Thomas tersenyum. “Kamu menanyakan itu setiap kali melihatku. Itu artinya, sudah lima kali sehari ini.” Meski begitu, dia tidak bosan mendengarnya. Sebaliknya, dia senang. Brenda tidak pernah berhenti membuatnya sadar, bahwa dia memiliki teman-teman yang peduli kepadanya. “Aku baik-baik saja, Brenda.”
Brenda terkikih. “Aku tidak percaya kamu menghitungnya, Thomas.”
Thomas hanya tersenyum. Mereka tidak berbicara lagi hingga tiba di dapur.

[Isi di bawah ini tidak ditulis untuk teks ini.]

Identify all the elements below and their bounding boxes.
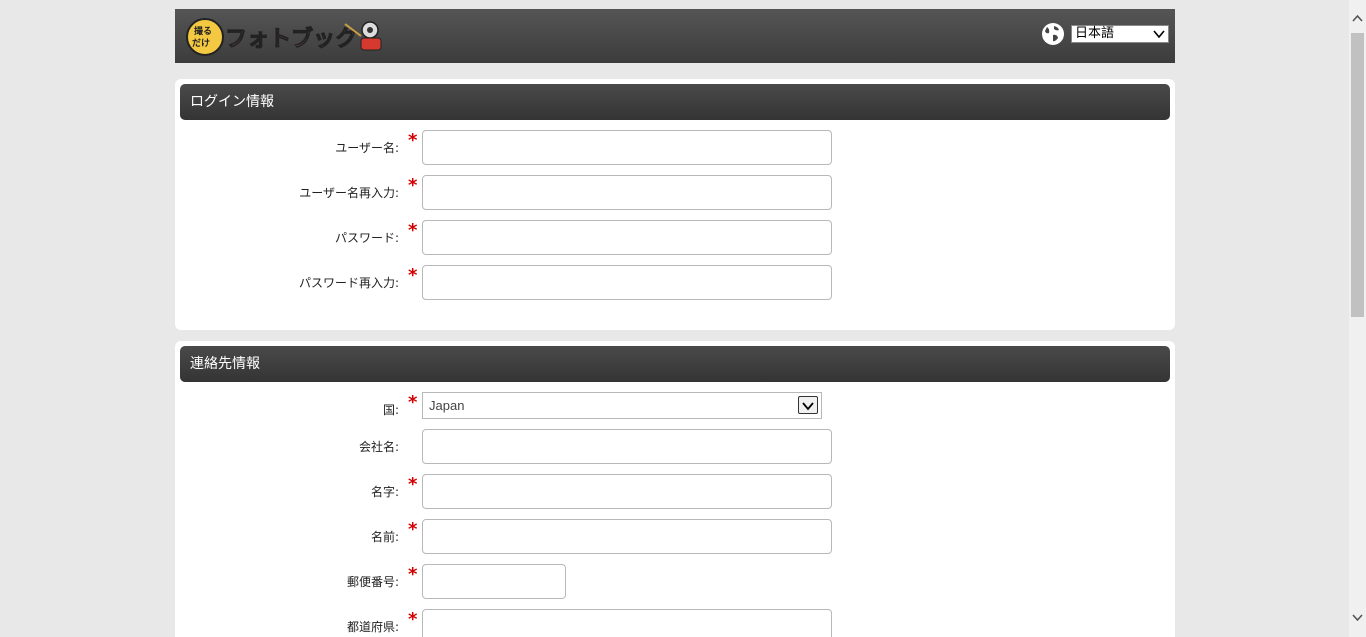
login-info-panel: ログイン情報 ユーザー名: * ユーザー名再入力: * パスワード: * パスワ… — [175, 79, 1175, 330]
username-label: ユーザー名: — [335, 141, 399, 155]
postal-code-label: 郵便番号: — [346, 575, 399, 589]
scrollbar-thumb[interactable] — [1351, 33, 1364, 317]
country-select[interactable]: Japan — [422, 392, 822, 419]
username-input[interactable] — [422, 130, 832, 165]
language-select[interactable]: 日本語 — [1071, 25, 1169, 43]
chevron-down-icon — [1153, 30, 1165, 39]
prefecture-label: 都道府県: — [346, 620, 399, 634]
required-marker: * — [408, 519, 418, 540]
prefecture-row: 都道府県: * — [175, 609, 1175, 637]
required-marker: * — [408, 392, 418, 413]
company-label: 会社名: — [358, 440, 399, 454]
required-marker: * — [408, 220, 418, 241]
company-row: 会社名: — [175, 429, 1175, 464]
svg-text:だけ: だけ — [192, 38, 210, 49]
login-info-title: ログイン情報 — [180, 84, 1170, 120]
svg-text:撮る: 撮る — [194, 25, 212, 37]
country-row: 国: * Japan — [175, 392, 1175, 427]
postal-code-row: 郵便番号: * — [175, 564, 1175, 599]
last-name-row: 名字: * — [175, 474, 1175, 509]
site-header: 撮る だけ フォトブック 日本語 — [175, 9, 1175, 63]
required-marker: * — [408, 265, 418, 286]
required-marker: * — [408, 474, 418, 495]
scroll-down-arrow-icon[interactable] — [1352, 612, 1363, 622]
contact-info-panel: 連絡先情報 国: * Japan 会社名: 名字: * 名前: * 郵便番号: … — [175, 341, 1175, 637]
password-confirm-label: パスワード再入力: — [298, 276, 399, 290]
language-select-value: 日本語 — [1075, 26, 1115, 41]
first-name-row: 名前: * — [175, 519, 1175, 554]
username-confirm-row: ユーザー名再入力: * — [175, 175, 1175, 210]
required-marker: * — [408, 609, 418, 630]
prefecture-input[interactable] — [422, 609, 832, 637]
password-input[interactable] — [422, 220, 832, 255]
country-select-value: Japan — [429, 398, 465, 413]
last-name-label: 名字: — [370, 485, 399, 499]
last-name-input[interactable] — [422, 474, 832, 509]
password-label: パスワード: — [334, 231, 399, 245]
first-name-label: 名前: — [370, 530, 399, 544]
svg-text:フォトブック: フォトブック — [225, 26, 357, 52]
password-row: パスワード: * — [175, 220, 1175, 255]
vertical-scrollbar[interactable] — [1349, 0, 1366, 637]
country-label: 国: — [382, 403, 399, 417]
country-select-toggle[interactable] — [798, 396, 818, 414]
photobook-logo[interactable]: 撮る だけ フォトブック — [185, 16, 395, 58]
scroll-up-arrow-icon[interactable] — [1352, 14, 1363, 24]
contact-info-title: 連絡先情報 — [180, 346, 1170, 382]
username-confirm-input[interactable] — [422, 175, 832, 210]
language-switcher: 日本語 — [1041, 22, 1169, 46]
globe-icon — [1042, 23, 1064, 45]
postal-code-input[interactable] — [422, 564, 566, 599]
first-name-input[interactable] — [422, 519, 832, 554]
password-confirm-input[interactable] — [422, 265, 832, 300]
username-row: ユーザー名: * — [175, 130, 1175, 165]
username-confirm-label: ユーザー名再入力: — [299, 186, 399, 200]
required-marker: * — [408, 175, 418, 196]
required-marker: * — [408, 130, 418, 151]
password-confirm-row: パスワード再入力: * — [175, 265, 1175, 300]
required-marker: * — [408, 564, 418, 585]
company-input[interactable] — [422, 429, 832, 464]
chevron-down-icon — [802, 402, 814, 411]
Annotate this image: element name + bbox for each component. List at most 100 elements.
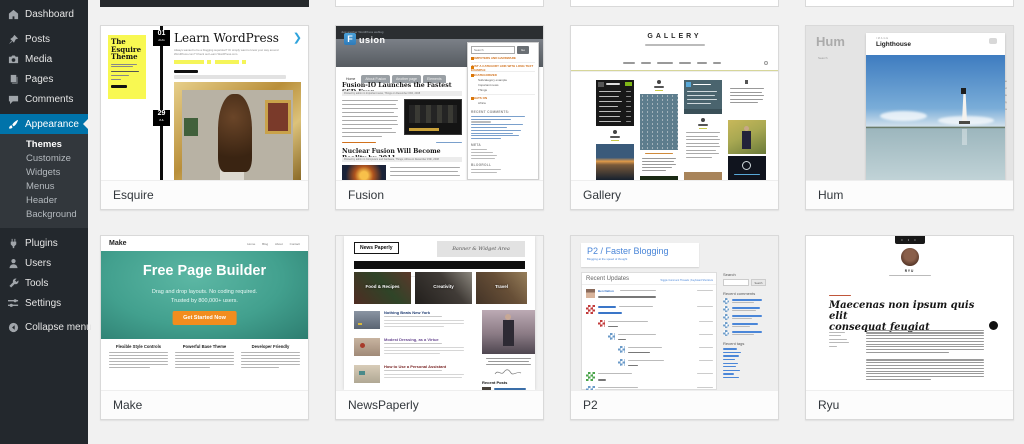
fusion-post1-meta: Posted by admin in Important news, Thing… <box>342 91 462 96</box>
hum-post-card: IMAGE Lighthouse <box>866 33 1005 180</box>
recent-posts-heading: Recent Posts <box>482 380 508 385</box>
ryu-post-meta <box>829 329 859 349</box>
esquire-post-title: ❯ Learn WordPress <box>174 31 302 45</box>
post-format-icon <box>613 130 617 134</box>
theme-card-gallery[interactable]: GALLERY Gallery <box>570 25 779 210</box>
theme-screenshot-hum: Hum Search Home About Contact Me Photogr… <box>806 26 1013 181</box>
appearance-brush-icon <box>8 119 19 129</box>
comments-icon <box>8 95 19 104</box>
fusion-search-go-button: Go <box>517 46 529 54</box>
theme-card-esquire[interactable]: 01 AUG 29 JUL The Esquire Theme ❯ Learn Wor… <box>100 25 309 210</box>
make-cta-button: Get Started Now <box>172 311 237 325</box>
sidebar-item-tools[interactable]: Tools <box>0 273 88 293</box>
p2-site-tagline: Blogging at the speed of thought <box>587 257 628 261</box>
p2-recent-updates-heading: Recent Updates <box>586 276 630 282</box>
make-nav: Home Blog About Contact <box>241 242 300 246</box>
fusion-logo-text: usion <box>359 35 386 45</box>
theme-name: Hum <box>806 181 1013 209</box>
theme-card-partial[interactable] <box>335 0 544 7</box>
article-item: How to Use a Personal Assistant <box>354 364 468 388</box>
sidebar-item-appearance[interactable]: Appearance <box>0 114 88 134</box>
themes-browser: 01 AUG 29 JUL The Esquire Theme ❯ Learn Wor… <box>88 0 1024 444</box>
post-format-icon <box>701 118 705 122</box>
sunset-lake-photo <box>596 144 634 180</box>
pin-icon <box>8 34 19 44</box>
map-card <box>640 94 678 150</box>
sidebar-item-plugins[interactable]: Plugins <box>0 233 88 253</box>
quote-card <box>640 158 678 174</box>
theme-screenshot-p2: P2 / Faster Blogging Blogging at the spe… <box>571 236 778 391</box>
theme-name: Esquire <box>101 181 308 209</box>
submenu-item-header[interactable]: Header <box>0 194 88 208</box>
text-card <box>728 88 766 118</box>
theme-name: P2 <box>571 391 778 419</box>
submenu-item-customize[interactable]: Customize <box>0 152 88 166</box>
hum-post-title: Lighthouse <box>876 41 912 48</box>
sidebar-item-label: Settings <box>25 297 62 309</box>
photo-strip <box>684 172 722 180</box>
theme-card-newspaperly[interactable]: News Paperly Banner & Widget Area Food &… <box>335 235 544 420</box>
nav-link: About <box>274 242 283 246</box>
theme-name: Make <box>101 391 308 419</box>
article-item: Nothing Beats New York <box>354 310 468 334</box>
submenu-item-widgets[interactable]: Widgets <box>0 166 88 180</box>
theme-card-fusion[interactable]: Just another WordPress weblog F usion Ho… <box>335 25 544 210</box>
date-badge: 01 AUG <box>153 30 170 46</box>
category-card-food: Food & Recipes <box>354 272 411 304</box>
theme-card-make[interactable]: Make Home Blog About Contact Free Page B… <box>100 235 309 420</box>
fusion-post2-meta: Posted by admin in Computers and hardwar… <box>342 157 462 162</box>
category-link: UNCATEGORIZED <box>471 72 497 77</box>
p2-reply-row <box>618 358 713 371</box>
comment-bubble-icon <box>989 38 997 44</box>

Orang-orang berbaris di depan meja penuh makanan. Thomas justru berhenti beberapa langkah dari antrean. Begitu pula Brenda. Frypan dan timnya terlihat sibuk melayani orang-orang yang kelaparan. Tangan mereka bergerak begitu cepat. Meski sesibuk itu, Frypan tidak berhenti tersenyum. Dia terlihat sangat menikmati pekerjaannya.
Thomas mendekat setelah barisan manusia surut. Dia ikut mengantre setelah Brenda. Frypan dengan cepat melihatnya, ternyum lebih lebar. “Halo, Fry.”
“Halo Thomas. Bagaimana keadaanmu?” Frypan menumpahkan kentang rebus dan daging rusa panggang ke piringnya.
“Aku baik, Fry.” Thomas melepaskan senyum seulas. “Tapi, tidak tahu setelah aku memakan ini. Aku berharap kamu benar-benar bisa memasak.” Dia menyeringai.
“Kamu benar-benar orang yang lucu Thomas.” Frypan tertawa. “Aku jamin, kamu akan meminta lagi setelah menghabiskan ini.”
“Kamu harus memastikan masih ada sisa untuk makan malam keduaku. Atau aku akan memakanmu.”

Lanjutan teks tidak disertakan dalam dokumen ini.